Last year I bought several strands of vintage white, battery powered lights at Michael’s. They were $5.99, plus 60% off, and wait there’s more – I had a five-dollar rewards coupon. It’s possible that Michael’s paid me to own them. They were on the adorbs scale of cute with teensy little ladybug sized bulbs. Their existence and twinkliness made me warm and happy.
The lights required three AA batteries. I twisted them, wrapped them, and stretched them, updating batteries when they shifted from bright to dim to done. They decorated the outside porch railing and indoor mantel.
In late November, one of the strands went dark. I replaced the batteries. Nothing. I replaced them again with different AAs. Still nada. I determined it was user error and turned the batteries around. Zilch. With a Q-tip, I cleaned the holding area, then replaced with a different brand of batteries. Zippity Zero.
I sat in the kitchen and furrowed my brow, reluctant to admit and accept that the lights weren’t going to come back on. It wasn’t the batteries, and I couldn’t revive them, they were gone bye-bye for real. Damn you, Michael’s.
The other two strands are hanging in there, but I’m open to the fact that even ladybug lights have a limit to their season of shine.
I’ve circled back to these lights and my behavior several times in the past few weeks. It’s familiar and it isn’t always balanced and healthy, so my word for 2024: battery.

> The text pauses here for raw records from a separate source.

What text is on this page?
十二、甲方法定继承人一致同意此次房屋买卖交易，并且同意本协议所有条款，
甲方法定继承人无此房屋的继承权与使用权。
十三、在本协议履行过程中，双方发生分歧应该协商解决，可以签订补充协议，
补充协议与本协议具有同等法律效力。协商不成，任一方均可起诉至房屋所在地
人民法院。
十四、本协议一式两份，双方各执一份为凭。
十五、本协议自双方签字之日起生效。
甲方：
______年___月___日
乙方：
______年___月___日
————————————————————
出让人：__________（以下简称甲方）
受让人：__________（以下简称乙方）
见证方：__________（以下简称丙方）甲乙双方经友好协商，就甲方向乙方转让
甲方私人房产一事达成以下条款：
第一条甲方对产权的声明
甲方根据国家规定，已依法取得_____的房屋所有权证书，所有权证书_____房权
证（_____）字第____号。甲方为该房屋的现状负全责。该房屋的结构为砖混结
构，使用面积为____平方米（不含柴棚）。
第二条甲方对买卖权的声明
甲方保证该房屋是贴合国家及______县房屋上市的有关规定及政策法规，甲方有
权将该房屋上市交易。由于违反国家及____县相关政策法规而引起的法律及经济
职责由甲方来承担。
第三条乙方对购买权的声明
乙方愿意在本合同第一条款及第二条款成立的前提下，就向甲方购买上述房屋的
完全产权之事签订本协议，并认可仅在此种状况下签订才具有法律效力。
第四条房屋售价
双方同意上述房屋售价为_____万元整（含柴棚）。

I’m a chop wood, carry water kind of girl, which has more good sides than bad, but dang it’s hard for me to let things go, even when they stop working. I have an infinite supply of all sizes of batteries in the junk drawer, and most everyone knows where I keep the key, which can create the illusion that I’m a catch all power source. I’m mostly down for this, but there are energy hacks, and in 2024 I’m going to be thoughtful of my grid.
My intention is to tend what I provide for myself and lend to others, to know what does and doesn’t fit, and to let go when things no longer work, recycling back into the universe for the good of all concerned.
Me: My word for 2024 is battery.
Smokin Hot Love Biscuit: As in assault and battery? Maybe with a side of B & E?
Me: Not the context that I was considering, but day ain’t over.
***
2023 ended with dear friends. Some I’ve known for decades; some for a shorter period. A brunch stretched into the afternoon and ended with a drive on Atlantic Beach. On the last day of December, the weather was sunny, cold, and windy. As I stood on the truck bed feeling all the feels of being alive, I was reminded of how much I love happy endings – second only to fresh beginnings.
Happy New Year!
I like this idea of a word for the year, though I wouldn’t even know where to begin. Beach rides are always a good idea.
I bought similar lights last year and the same thing happened to me. But I do not have a word of the year for my experience except: don’t buy those lights again.
Emily, you have a unique and true writing talent. You are exceptional. I mean that. Send some manuscripts to publishers. You are so much better most of the novels I read / hear on audible. Nike: Just do it. -Troy.
Beautiful. New Year’s Eve and New Year’s Day seem to always bring a relaxed, adventurous energy. 12/31/23 turned out to be the kind of adventure day where a variety of batteries linked up and produced more than expected. More of that for 2024.